Detroit Three Chiefs, President Trump to Meet

An agenda for the sit-down was not released, although it likely will center on creating jobs in the U.S.

Leaders of the Detroit Three automakers will meet Tuesday with President Donald Trump, another signal his administration will swiftly carry out key campaign promises and continue to keep the industry prominently on his radar.

An agenda for the sit-down was not released, although it likely will center on creating jobs in the U.S. Trump hammered the automakers during his campaign for making manufacturing investments in Mexico and importing products built outside the U.S. At one point he threatened General Motors with a 35% tariff on imported Chevy Cruze small cars.

The flap has led Ford, GM and FCA US to recently confirm several billion-dollar investment plans for the U.S.

Trump’s camp has claimed the U.S. lost 300,000 manufacturing jobs after the recession in 2008 and promises to create 25 million new ones in the next decade. The president’s desire for tougher trade policies would underpin the job boom, according to policy statements.

However, the Center for Automotive Research in Ann Arbor, MI, thinks pulling out of the NAFTA pact as Trump has indicated would cost 31,000 jobs. Trump reportedly will meet soon the Canadian and Mexican leadership to discuss the 24-year-old agreement.

Ford President and CEO Mark Fields met with Trump team on Monday, telling journalists outside the White House it was a “very, very positive” session.
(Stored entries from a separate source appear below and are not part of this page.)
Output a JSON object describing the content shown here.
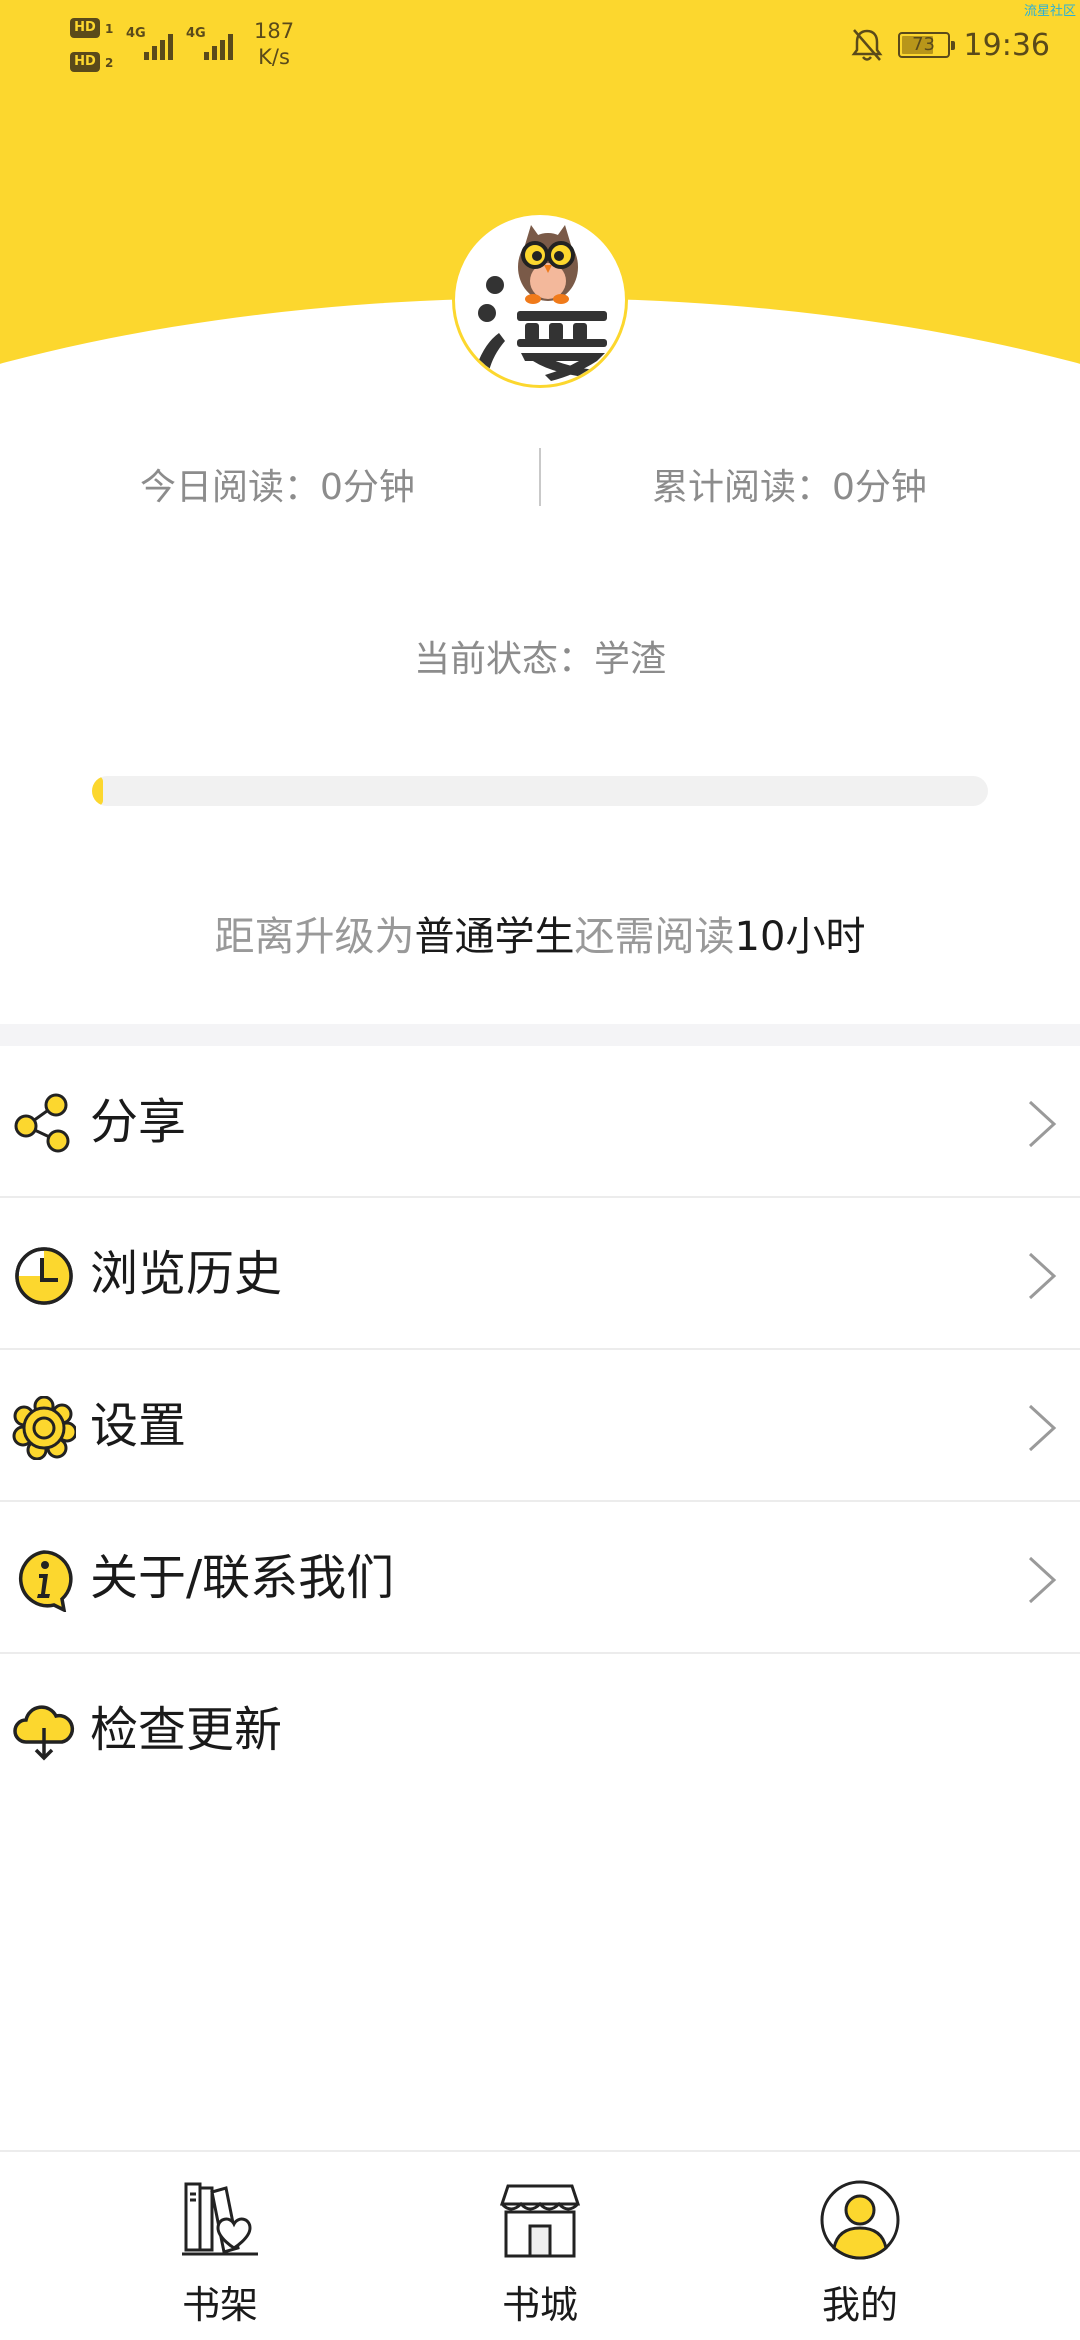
{
  "status_bar": {
    "sim1": "HD",
    "sim1_num": "1",
    "sim2": "HD",
    "sim2_num": "2",
    "network1": "4G",
    "network2": "4G",
    "speed_value": "187",
    "speed_unit": "K/s",
    "battery": "73",
    "time": "19:36",
    "watermark": "流星社区"
  },
  "profile": {
    "avatar_icon": "manga-owl-logo",
    "today_reading": "今日阅读：0分钟",
    "total_reading": "累计阅读：0分钟",
    "status": "当前状态：学渣",
    "progress": 0.01,
    "upgrade": {
      "prefix": "距离升级为",
      "level": "普通学生",
      "middle": "还需阅读",
      "remaining": "10小时"
    }
  },
  "menu": [
    {
      "label": "分享",
      "icon": "share-icon"
    },
    {
      "label": "浏览历史",
      "icon": "clock-icon"
    },
    {
      "label": "设置",
      "icon": "gear-icon"
    },
    {
      "label": "关于/联系我们",
      "icon": "info-icon"
    },
    {
      "label": "检查更新",
      "icon": "cloud-download-icon"
    }
  ],
  "bottom_nav": [
    {
      "label": "书架",
      "icon": "bookshelf-icon"
    },
    {
      "label": "书城",
      "icon": "bookstore-icon"
    },
    {
      "label": "我的",
      "icon": "profile-icon"
    }
  ],
  "colors": {
    "accent": "#FCD72E",
    "text_dark": "#1a1a1a",
    "text_gray": "#8c8c8c"
  }
}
GM Chairman and CEO Mary Barra, who sits on a key economic advisory board for Trump, will join Fields. FCA CEO Sergio Marchionne also will attend.

The meeting comes on the heels of Trump signing an order for plans to withdraw from the 1-year-old Trans-Pacific Partnership, a free-trade deal he pledged to voters he would immediately try to exit if elected.

Barra has said she looks forward to working with Trump and underscoring the investment her company has made in the U.S. in recent years.

“There’s a lot of work to do,” she said at the North American International Auto Show in Detroit earlier this month, “but when we look at some of the things (Trump) has said, we have much more in common than we do different.”